Jeffrey Auerbach
In 1869, William Simpson, already famous for his Crimean War drawings, accompanied the Prince of Wales, the future King Edward VII, to Egypt for the opening of the Suez Canal. After finishing his work there, Simpson traveled to Jerusalem where Charles Warren of the Royal Engineers was conducting archeological excavations on behalf of the Palestine Exploration Fund. Warren was sending back written reports to The Illustrated London News, but did not have any images, so Simpson offered to make some sketches. He had already produced several illustrations for Rev. George Sandie’s book about Jerusalem but had never visited the city.
Over the course of two weeks, Warren guided Simpson through the subterranean labyrinths beneath the Temple Mount / Haram al-Sharif and around the ruins of the ancient city. Together they scrambled through tunnels that Warren and his men had dug and caverns they had excavated, burning magnesium wire so that Simpson could draw in the darkness. One day Warren took him down a 75-foot shaft at the southwest corner of the Haram to see some red letters written on the stones (PEF/P1/09) that were believed to have been written by the Phoenician masons who had laid the foundation stones of Solomon’s Temple in the tenth century BCE; another time Warren took him below Robinson’s Arch, where he sketched Warren’s assistant, Henry Birtles, trying to squirm his way through the fallen vousoirs, or wedge-shaped stones, of the arch (PEF/P1/16).


Simpson’s watercolors present a radically different view of the empire than predecessors such as William Hodges or David Roberts, whose grand canvasses tend to emphasize the picturesque aspects of the empire, often employing a wide-angle monarch-of-all-I-survey approach to the landscape and a monumental approach to ancient ruins. In contrast, Simpson’s paintings emphasize interiority. They feature narrow passageways with low ceilings and employ bold hues and dark shadows, rather than the soft golden sheen more commonly employed in paintings of the East. Simpson’s empire is confining, with none of the expansiveness characteristic of the picturesque.
One example is Simpson’s “Well of the Steps” (PEF/P1/27), which depicts the upper portion of what is commonly known as Warren’s Shaft, part of Jerusalem’s ancient subterranean water system that enabled the city’s residents to draw water from the Gihon spring without leaving the fortified walls of the city.

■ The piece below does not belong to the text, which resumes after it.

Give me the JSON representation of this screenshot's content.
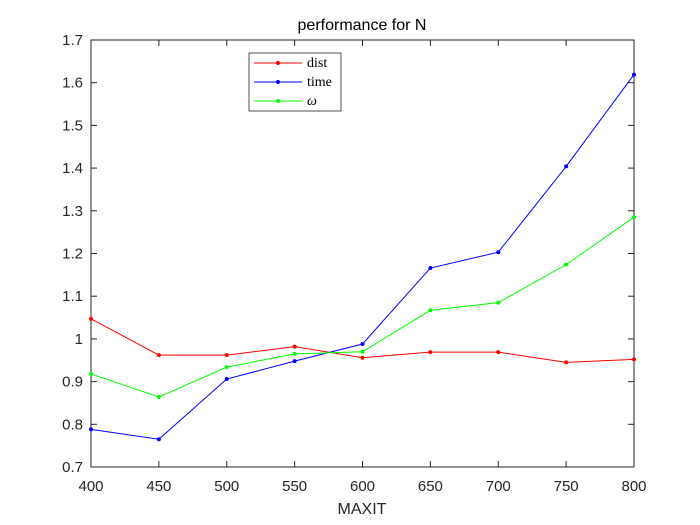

Even where there is a sense of spaciousness, such as “Bahr el Khabeer or the Great Sea Rock-cut Cistern under the site of Solomon’s Temple” (PEF/P1/20), it is still circumscribed by walls, with dark tunnels leading off in multiple directions. Only a small square cutout in the ceiling of the massive cavern offers any possibility of escape.


There is also an immediacy to Simpson’s work that captures the incredible drama of Warren’s excavations. If imperial art is generally characterized by its tendency to affix colonial people and places in what Anne McClintock (Imperial Leather) has called “panoptical time and anachronistic space,” Simpson has done the opposite by portraying hidden places at transitory moments.
Whereas most imperial art depicts an empire that is already possessed, at least visually if not yet administratively or militarily, Simpson instead portrayed a region of the empire in the process of being uncovered. Warren does not stand on top of the ground, surveying his conquests; rather, he digs from underneath, probing, hoping that his rays of light will be sufficient to illuminate the darkness. In this respect he is like Marlow in Joseph Conrad’s Heart of Darkness, confronting “one of the dark places of the earth,” a place that the British do not yet know or possess.
Several of Simpson’s drawings were reproduced in the Illustrated London News (24 April 1869), but Simpson recognized that he had more than enough material for an exhibition, titled “Underground Jerusalem,” which took place at the Pall Mall Gallery in 1872. The Times (15 April 1872) praised Simpson’s ”artistic power” and “skill in color” and hailed the “new” and “unique” nature of the subject, which it said was of “unfailing interest” artistically, archeologically, and historically. Walter Morrison, recognizing the historical and artistic value of Simpson’s work, presciently purchased half of Simpson’s paintings for the PEF, where they can be viewed to this day for those researchers who want to see a unique view of Britain’s nineteenth-century empire-in-the-making.